All the pieces are in place for the Cardinal to have one of the best-run defenses in the country -- and if things continue at this rate -- one of the best seasons in school history. The No. 6 Cardinal (2-0) head into Tucson Saturday to face Arizona (1-1) in the Pac-12 opener.

"The best thing is we've got guys that are defeating blocks," said head coach David Shaw. "It's partially scheme ... but they are penetrating and doing a good job."

Through two games, the Cardinal are allowing 28.5 rushing yards per game, including a microscopic .9 yards per carry. Starting running backs are faring even worse, averaging 27.5 yards per game. The starting unit has yet to allow a touchdown.

"We're going to use our hands, we're going to shed blocks and we're going to make tackles," said co-defensive coordinator Jason Tarver, who also coaches the outside linebackers. "Everything needs to be fast and not staying blocked and running our lines the way we're supposed to."

The Cardinal's 3-4 defensive scheme is similar to the front they used last season with a few tweaks and wrinkles. Tarver, who is in his first season with the Cardinal, comes from the NFL where he spent the past 10 seasons learning all the different strains of the 3-4 from coaches like Greg Manusky, Billy Davis, Wade Phillips and Mike Nolan.

"That's what we emphasize with our front seven, is how everything fits," Tarver said. "That's why we can look like so many different things, but it's still the same to us. These guys are all taking what we emphasize and making it work. But now we need to continue that because it ramps up into the Pac-12 season."

It's too early to make any predictions on how good they'll be over the course of the season. But for perspective, the 1969 team allowed 1,102 yards for the season and 1986 team allowed an average of 101.1 yards per game.

So far, this Cardinal team's style of play has been pretty straight-forward: Run at us; we dare you.

"Our highest priority is to stop the run as a defense," said linebacker Shayne Skov. "That forces an offense into awkward passing situations and throws the rhythm out of an offense. We're preaching that mentality and making sure everyone is focused on it and so far we've had some success."

There were some questions going into the season about the defensive line, which lost three key players -- including defensive end Brian Bulcke, Sione Fua and Thomas Keiser. But returning starter Matt Masifilo has been solid, and new starters Ben Gardner and Terrence Stephens have performed magnificently through the first two games.

Plus, Stanford is deep enough in the front seven that it can rotate every series and not have a drop-off in production.

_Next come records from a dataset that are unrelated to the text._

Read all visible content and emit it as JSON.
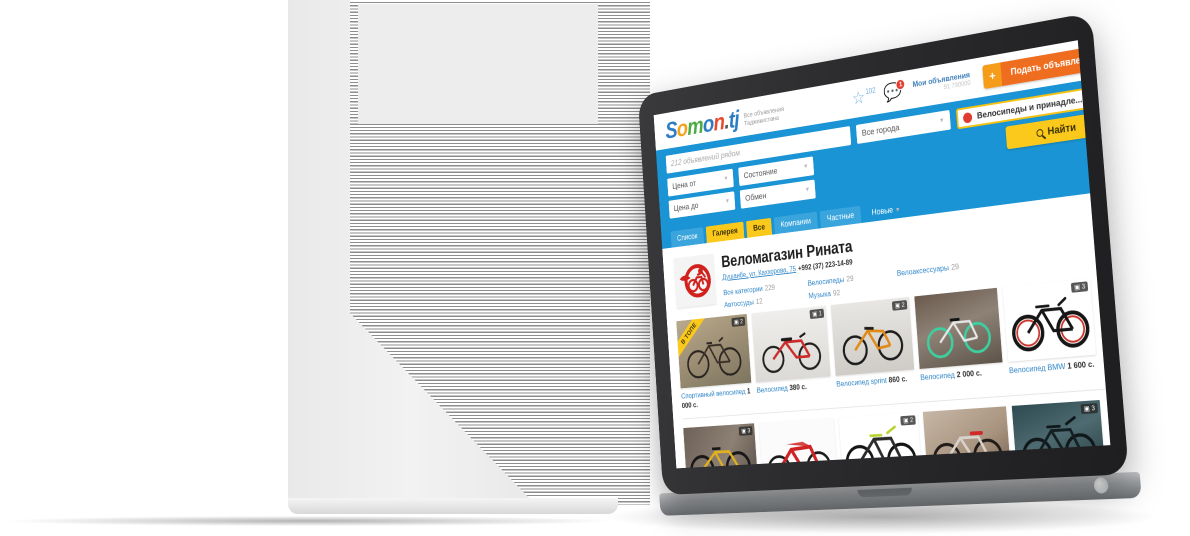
{
  "site": {
    "logo_text": "Somon.tj",
    "tagline_line1": "Все объявления",
    "tagline_line2": "Таджикистана"
  },
  "topbar": {
    "favorites_icon": "star-icon",
    "favorites_count": "102",
    "messages_icon": "message-bubble-icon",
    "messages_badge": "1",
    "my_ads_title": "Мои объявления",
    "my_ads_sub": "91 790000",
    "post_ad_plus": "+",
    "post_ad_label": "Подать объявление"
  },
  "search": {
    "nearby_text": "212 объявлений рядом",
    "city_value": "Все города",
    "category_value": "Велосипеды и принадле...",
    "category_dot_color": "#e03b2f",
    "price_from": "Цена от",
    "price_to": "Цена до",
    "condition": "Состояние",
    "exchange": "Обмен",
    "find_button": "Найти",
    "find_icon": "magnifier-icon"
  },
  "tabs": [
    {
      "label": "Список",
      "state": "dim"
    },
    {
      "label": "Галерея",
      "state": "on"
    },
    {
      "label": "Все",
      "state": "on"
    },
    {
      "label": "Компании",
      "state": "dim"
    },
    {
      "label": "Частные",
      "state": "dim"
    }
  ],
  "sort": {
    "label": "Новые",
    "icon": "chevron-down-icon"
  },
  "store": {
    "logo_icon": "cyclist-emblem-icon",
    "name": "Веломагазин Рината",
    "address": "Душанбе, ул. Каххорова, 75",
    "phone": "+992 (37) 223-14-89",
    "categories": [
      {
        "label": "Все категории",
        "count": "229"
      },
      {
        "label": "Велосипеды",
        "count": "29"
      },
      {
        "label": "Велоаксессуары",
        "count": "29"
      },
      {
        "label": "Автоссуды",
        "count": "12"
      },
      {
        "label": "Музыка",
        "count": "92"
      }
    ]
  },
  "products_row1": [
    {
      "title": "Спортивный велосипед",
      "price": "1 000 с.",
      "photos": "2",
      "top": "В ТОПЕ"
    },
    {
      "title": "Велосипед",
      "price": "380 с.",
      "photos": "1",
      "top": ""
    },
    {
      "title": "Велосипед sprint",
      "price": "860 с.",
      "photos": "2",
      "top": ""
    },
    {
      "title": "Велосипед",
      "price": "2 000 с.",
      "photos": "",
      "top": ""
    },
    {
      "title": "Велосипед BMW",
      "price": "1 600 с.",
      "photos": "3",
      "top": ""
    }
  ],
  "products_row2": [
    {
      "title": "",
      "price": "",
      "photos": "3",
      "top": ""
    },
    {
      "title": "",
      "price": "",
      "photos": "",
      "top": ""
    },
    {
      "title": "",
      "price": "",
      "photos": "2",
      "top": ""
    },
    {
      "title": "",
      "price": "",
      "photos": "",
      "top": ""
    },
    {
      "title": "",
      "price": "",
      "photos": "3",
      "top": ""
    }
  ],
  "colors": {
    "brand_blue": "#1a94d4",
    "accent_yellow": "#fbc91b",
    "accent_orange": "#ef6d1e",
    "link_blue": "#2f86c8"
  }
}
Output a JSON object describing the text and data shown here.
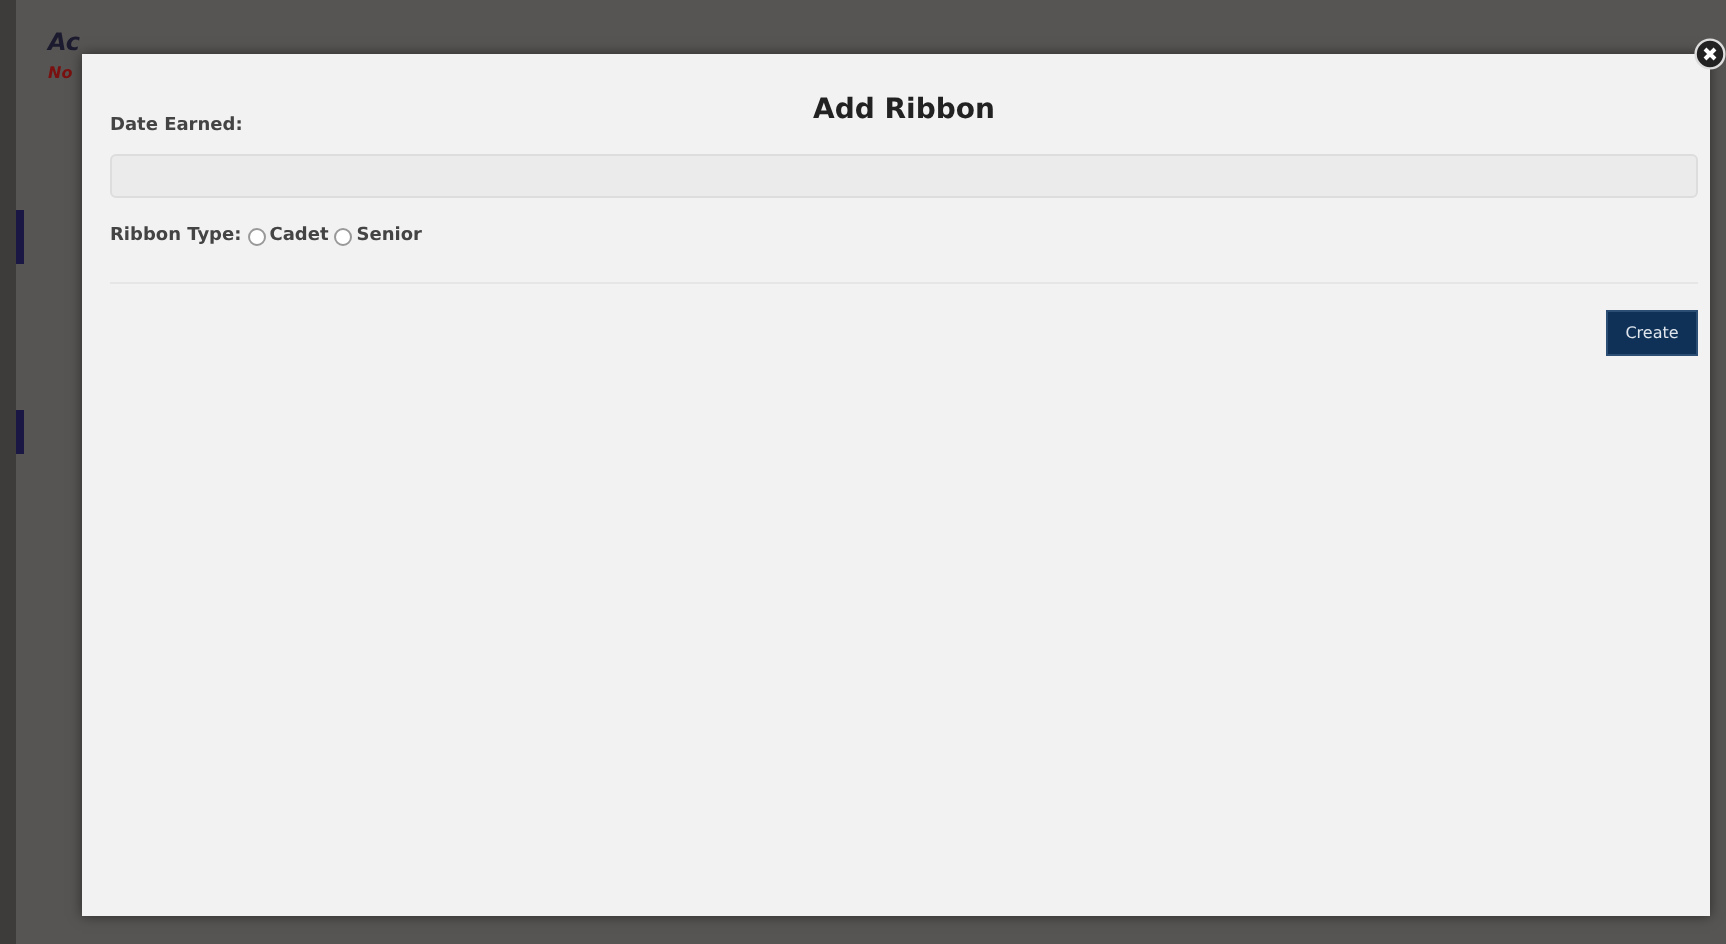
{
  "background_page": {
    "heading": "Ac",
    "notice": "No"
  },
  "dialog": {
    "title": "Add Ribbon",
    "date_field": {
      "label": "Date Earned:"
    },
    "ribbon_type": {
      "label": "Ribbon Type:",
      "options": [
        {
          "label": "Cadet",
          "selected": false
        },
        {
          "label": "Senior",
          "selected": false
        }
      ]
    },
    "buttons": [
      "Create"
    ]
  }
}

"First, whenever someone gets tired, we have someone else to jump in there," said linebacker Chase Thomas. "It's paid off to always have a guy going full speed. When they are tired up front, we have fresh bodies every four and five plays."

Added Skov: "Last year, the ones would come out and the twos would come in and the level of play would drop off a bit. This year, coach has really preached that we need to have 22 guys on defense, or more, that can step up and play. It's been exciting to see some of those younger guys come in and dominate and play the way we expect."

Thomas, along with Skov, have been the marquee players through the two games. Skov has been a beast, recording 18 tackles on the season. Thomas has been pitching tents in the opponents' backfield, leading the Cardinal with 4.5 tackles for a loss and 3.5 sacks.

As a unit, the defense already has 21 tackles for a loss (second nationally), accounting for minus-104 yards, eight sacks (T14th nationally), accounting for minus-74 yards and four fumble recoveries.